Hotlinking / Leaching

[1DMF]

Hi,

Is there any way of stopping people connecting/running files on a website.

I have PHP and ASP scripts I use for certain processes/apps on my site that I only want 'My Site' to be able to run.

Is there a way of doing this?

Thanks,
1DMF

"In complete darkness we are all the same, only our knowledge and wisdom separates us, don't let your eyes deceive you."

"If a shortcut was meant to be easy, it wouldn't be a shortcut, it would be the way!

 

[lhuegele]

I think you would be better off posting in the PHP or ASP forums.

 

[1DMF]

I have and found a few mthods, though none 100%

one way is to use a session cookie created via the previous page, so then the current page checks for the cookie before doing any processing.

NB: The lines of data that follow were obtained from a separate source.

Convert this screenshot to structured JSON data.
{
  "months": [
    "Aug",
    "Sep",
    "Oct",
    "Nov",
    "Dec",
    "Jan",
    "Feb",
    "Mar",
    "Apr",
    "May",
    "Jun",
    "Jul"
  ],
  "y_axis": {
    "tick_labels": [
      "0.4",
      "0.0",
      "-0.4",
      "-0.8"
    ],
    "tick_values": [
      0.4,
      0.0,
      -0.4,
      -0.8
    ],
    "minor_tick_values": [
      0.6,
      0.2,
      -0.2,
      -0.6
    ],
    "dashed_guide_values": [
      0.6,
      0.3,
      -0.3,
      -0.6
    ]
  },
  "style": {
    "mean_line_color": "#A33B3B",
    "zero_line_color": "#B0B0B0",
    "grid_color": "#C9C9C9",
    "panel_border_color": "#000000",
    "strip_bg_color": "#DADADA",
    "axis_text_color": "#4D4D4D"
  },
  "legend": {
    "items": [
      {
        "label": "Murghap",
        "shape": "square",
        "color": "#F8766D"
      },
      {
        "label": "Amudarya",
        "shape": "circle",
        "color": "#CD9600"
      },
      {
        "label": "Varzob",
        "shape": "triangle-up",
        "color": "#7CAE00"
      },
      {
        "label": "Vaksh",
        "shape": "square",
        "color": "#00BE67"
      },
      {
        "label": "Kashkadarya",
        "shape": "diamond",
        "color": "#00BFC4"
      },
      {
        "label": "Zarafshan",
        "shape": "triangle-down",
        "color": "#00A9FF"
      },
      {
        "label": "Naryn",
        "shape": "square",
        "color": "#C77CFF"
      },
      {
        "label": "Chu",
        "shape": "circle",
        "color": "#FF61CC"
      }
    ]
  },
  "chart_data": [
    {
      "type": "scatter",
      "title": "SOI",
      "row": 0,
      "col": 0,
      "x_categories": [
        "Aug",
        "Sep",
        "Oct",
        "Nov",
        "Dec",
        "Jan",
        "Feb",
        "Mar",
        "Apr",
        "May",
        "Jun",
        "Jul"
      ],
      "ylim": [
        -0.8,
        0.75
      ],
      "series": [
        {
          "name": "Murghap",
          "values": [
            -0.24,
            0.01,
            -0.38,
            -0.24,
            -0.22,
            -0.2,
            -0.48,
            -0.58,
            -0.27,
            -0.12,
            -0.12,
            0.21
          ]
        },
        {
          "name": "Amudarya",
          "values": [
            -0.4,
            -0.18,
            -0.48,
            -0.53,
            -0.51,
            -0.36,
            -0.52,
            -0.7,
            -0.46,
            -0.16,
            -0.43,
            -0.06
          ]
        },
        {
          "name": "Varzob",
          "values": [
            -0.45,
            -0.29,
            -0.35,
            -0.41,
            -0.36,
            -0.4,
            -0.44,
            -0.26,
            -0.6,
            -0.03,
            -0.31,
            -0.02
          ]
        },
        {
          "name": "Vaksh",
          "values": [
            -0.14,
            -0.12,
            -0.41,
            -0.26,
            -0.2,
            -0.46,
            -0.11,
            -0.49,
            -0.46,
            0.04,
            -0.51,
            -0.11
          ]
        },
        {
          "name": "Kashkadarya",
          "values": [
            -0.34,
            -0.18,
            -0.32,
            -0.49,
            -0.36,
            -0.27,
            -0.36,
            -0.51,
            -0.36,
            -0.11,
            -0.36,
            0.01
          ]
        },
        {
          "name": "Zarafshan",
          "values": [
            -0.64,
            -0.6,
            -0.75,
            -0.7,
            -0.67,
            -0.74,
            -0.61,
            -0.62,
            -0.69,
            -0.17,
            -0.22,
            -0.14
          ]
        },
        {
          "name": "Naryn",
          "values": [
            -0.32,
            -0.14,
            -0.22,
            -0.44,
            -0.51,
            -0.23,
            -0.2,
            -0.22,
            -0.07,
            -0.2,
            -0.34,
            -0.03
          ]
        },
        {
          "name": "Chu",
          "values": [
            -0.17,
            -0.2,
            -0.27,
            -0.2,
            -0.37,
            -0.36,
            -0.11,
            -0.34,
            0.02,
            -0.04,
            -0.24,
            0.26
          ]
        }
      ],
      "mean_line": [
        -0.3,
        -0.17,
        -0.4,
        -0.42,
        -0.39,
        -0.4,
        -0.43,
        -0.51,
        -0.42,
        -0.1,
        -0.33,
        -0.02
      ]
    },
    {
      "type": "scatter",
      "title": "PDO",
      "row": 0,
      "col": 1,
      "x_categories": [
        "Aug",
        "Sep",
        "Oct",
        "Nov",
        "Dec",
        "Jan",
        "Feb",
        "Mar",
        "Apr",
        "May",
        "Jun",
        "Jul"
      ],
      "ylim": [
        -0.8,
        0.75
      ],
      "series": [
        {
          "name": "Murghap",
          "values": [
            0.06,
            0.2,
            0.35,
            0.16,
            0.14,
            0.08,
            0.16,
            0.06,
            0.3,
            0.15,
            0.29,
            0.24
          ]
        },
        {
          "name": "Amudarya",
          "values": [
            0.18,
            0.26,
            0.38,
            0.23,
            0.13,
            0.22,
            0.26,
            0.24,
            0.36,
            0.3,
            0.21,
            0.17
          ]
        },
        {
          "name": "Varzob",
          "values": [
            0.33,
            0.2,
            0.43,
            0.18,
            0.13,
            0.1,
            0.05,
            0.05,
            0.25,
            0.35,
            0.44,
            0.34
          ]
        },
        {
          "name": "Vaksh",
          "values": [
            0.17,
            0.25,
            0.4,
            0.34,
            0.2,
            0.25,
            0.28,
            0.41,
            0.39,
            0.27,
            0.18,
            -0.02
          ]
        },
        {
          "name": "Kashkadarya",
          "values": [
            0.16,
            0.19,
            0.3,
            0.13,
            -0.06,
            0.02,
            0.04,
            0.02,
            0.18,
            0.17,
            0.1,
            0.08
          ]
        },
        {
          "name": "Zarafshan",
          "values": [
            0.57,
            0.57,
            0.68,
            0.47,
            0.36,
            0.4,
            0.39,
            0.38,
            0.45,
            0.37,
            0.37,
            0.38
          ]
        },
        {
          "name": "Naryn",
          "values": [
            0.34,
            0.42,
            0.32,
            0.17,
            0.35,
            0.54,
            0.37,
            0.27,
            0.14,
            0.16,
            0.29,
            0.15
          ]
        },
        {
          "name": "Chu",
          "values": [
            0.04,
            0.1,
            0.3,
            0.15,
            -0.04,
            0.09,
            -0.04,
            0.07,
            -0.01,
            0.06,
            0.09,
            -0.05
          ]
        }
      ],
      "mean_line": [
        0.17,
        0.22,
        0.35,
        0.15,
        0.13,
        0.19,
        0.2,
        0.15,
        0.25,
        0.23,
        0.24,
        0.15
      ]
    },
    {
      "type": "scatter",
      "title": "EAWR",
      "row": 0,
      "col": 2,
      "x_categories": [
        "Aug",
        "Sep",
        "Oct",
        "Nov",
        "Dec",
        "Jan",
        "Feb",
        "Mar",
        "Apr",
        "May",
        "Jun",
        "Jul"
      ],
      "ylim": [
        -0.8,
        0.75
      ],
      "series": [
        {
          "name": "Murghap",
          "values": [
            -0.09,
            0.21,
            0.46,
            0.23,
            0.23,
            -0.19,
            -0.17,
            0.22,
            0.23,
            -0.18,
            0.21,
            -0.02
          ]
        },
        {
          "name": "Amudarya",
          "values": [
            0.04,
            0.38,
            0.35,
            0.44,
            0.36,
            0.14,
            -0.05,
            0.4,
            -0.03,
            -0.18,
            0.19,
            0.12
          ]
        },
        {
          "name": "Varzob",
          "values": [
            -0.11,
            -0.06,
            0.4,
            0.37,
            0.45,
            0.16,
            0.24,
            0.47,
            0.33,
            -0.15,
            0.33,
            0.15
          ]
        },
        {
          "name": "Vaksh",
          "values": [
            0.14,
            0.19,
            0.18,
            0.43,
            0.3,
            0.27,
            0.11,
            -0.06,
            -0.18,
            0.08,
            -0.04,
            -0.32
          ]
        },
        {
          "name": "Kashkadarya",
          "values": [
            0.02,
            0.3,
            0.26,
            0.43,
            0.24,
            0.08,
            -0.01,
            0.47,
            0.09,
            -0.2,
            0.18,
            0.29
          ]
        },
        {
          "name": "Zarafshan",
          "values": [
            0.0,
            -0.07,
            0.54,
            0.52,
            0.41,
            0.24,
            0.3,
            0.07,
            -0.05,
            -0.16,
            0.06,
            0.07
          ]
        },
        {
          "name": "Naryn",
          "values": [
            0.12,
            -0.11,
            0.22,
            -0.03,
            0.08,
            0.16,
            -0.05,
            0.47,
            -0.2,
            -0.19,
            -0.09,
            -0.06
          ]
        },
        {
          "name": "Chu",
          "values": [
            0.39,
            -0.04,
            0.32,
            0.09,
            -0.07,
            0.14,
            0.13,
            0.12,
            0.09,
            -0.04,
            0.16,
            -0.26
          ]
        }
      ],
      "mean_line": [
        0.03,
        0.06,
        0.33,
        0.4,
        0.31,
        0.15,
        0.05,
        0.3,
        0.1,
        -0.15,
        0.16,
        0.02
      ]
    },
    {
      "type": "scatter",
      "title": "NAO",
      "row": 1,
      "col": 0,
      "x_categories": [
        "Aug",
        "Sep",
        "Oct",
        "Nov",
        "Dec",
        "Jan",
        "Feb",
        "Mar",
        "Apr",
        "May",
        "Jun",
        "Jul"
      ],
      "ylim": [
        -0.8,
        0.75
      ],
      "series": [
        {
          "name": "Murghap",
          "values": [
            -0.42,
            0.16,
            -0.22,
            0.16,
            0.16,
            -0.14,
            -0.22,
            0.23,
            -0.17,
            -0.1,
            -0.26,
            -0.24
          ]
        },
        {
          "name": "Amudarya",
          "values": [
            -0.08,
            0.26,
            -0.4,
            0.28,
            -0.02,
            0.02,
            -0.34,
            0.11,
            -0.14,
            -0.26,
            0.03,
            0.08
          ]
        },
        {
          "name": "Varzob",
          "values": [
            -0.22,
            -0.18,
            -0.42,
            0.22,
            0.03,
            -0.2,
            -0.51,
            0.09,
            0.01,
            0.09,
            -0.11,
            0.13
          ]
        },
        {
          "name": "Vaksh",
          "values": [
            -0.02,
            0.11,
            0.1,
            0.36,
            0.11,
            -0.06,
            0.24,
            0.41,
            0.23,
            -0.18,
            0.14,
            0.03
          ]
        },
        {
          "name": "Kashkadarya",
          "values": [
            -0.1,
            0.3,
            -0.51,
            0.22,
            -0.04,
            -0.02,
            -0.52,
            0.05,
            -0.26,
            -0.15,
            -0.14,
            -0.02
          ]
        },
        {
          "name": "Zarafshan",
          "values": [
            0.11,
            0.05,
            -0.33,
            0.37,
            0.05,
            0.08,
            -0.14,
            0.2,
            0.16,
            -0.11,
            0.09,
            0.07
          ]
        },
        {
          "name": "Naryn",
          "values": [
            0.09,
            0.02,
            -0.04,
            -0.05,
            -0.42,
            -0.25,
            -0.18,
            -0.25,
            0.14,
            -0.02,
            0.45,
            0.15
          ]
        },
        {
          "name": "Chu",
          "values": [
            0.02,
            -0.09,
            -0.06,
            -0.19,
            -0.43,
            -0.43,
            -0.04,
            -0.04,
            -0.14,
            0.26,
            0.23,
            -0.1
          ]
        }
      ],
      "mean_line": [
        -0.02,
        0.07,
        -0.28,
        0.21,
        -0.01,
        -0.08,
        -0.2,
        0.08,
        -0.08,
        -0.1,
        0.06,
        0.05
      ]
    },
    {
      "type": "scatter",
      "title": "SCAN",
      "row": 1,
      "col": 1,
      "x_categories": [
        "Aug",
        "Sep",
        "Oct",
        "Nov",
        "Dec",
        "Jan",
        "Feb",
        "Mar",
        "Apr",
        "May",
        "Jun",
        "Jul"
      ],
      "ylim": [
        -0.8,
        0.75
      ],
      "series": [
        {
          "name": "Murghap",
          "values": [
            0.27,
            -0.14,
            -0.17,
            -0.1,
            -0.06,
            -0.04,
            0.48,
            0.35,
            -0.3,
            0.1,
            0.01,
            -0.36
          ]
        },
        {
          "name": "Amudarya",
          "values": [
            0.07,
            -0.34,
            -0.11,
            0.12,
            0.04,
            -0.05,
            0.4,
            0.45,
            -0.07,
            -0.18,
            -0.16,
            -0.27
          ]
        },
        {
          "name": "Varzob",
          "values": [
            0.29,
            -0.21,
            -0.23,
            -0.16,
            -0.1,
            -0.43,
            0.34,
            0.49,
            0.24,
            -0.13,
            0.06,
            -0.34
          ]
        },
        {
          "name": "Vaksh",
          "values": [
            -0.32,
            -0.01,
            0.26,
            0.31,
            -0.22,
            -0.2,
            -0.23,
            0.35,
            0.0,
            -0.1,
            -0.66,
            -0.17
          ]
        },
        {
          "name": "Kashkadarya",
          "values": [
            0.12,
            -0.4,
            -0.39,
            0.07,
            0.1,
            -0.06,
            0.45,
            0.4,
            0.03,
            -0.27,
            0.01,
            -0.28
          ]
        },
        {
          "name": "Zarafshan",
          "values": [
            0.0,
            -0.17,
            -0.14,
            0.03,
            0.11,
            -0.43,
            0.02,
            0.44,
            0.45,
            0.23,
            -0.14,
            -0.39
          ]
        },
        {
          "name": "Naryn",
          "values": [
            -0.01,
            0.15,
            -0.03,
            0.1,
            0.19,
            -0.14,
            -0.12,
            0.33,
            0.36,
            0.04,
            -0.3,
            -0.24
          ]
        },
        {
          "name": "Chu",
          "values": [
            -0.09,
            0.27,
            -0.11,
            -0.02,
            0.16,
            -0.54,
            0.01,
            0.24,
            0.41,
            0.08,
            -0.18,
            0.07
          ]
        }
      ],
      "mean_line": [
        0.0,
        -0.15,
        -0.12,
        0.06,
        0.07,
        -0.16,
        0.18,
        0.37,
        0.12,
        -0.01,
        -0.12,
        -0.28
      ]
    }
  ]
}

wors fine of cookes are enabled.


another suggestion was to check 'HTTP_REFERER@ system variable, but seings as that is empty 90% of the time that method is pretty much useless.

I know on unix / apche there is .htaccess and mod-rewrite

and i've seen a few extensions for IIS (ISAPI Filters), to do the same job, but the ones i've seen have a fee attached.

I'm sure I saw something about IIS7 having more security and functionality along these lines, do you know if this is true?

Should I get the bosses to upgrade our webserver to IIS7 ? is that an option?



"In complete darkness we are all the same, only our knowledge and wisdom separates us, don't let your eyes deceive you."

"If a shortcut was meant to be easy, it wouldn't be a shortcut, it would be the way!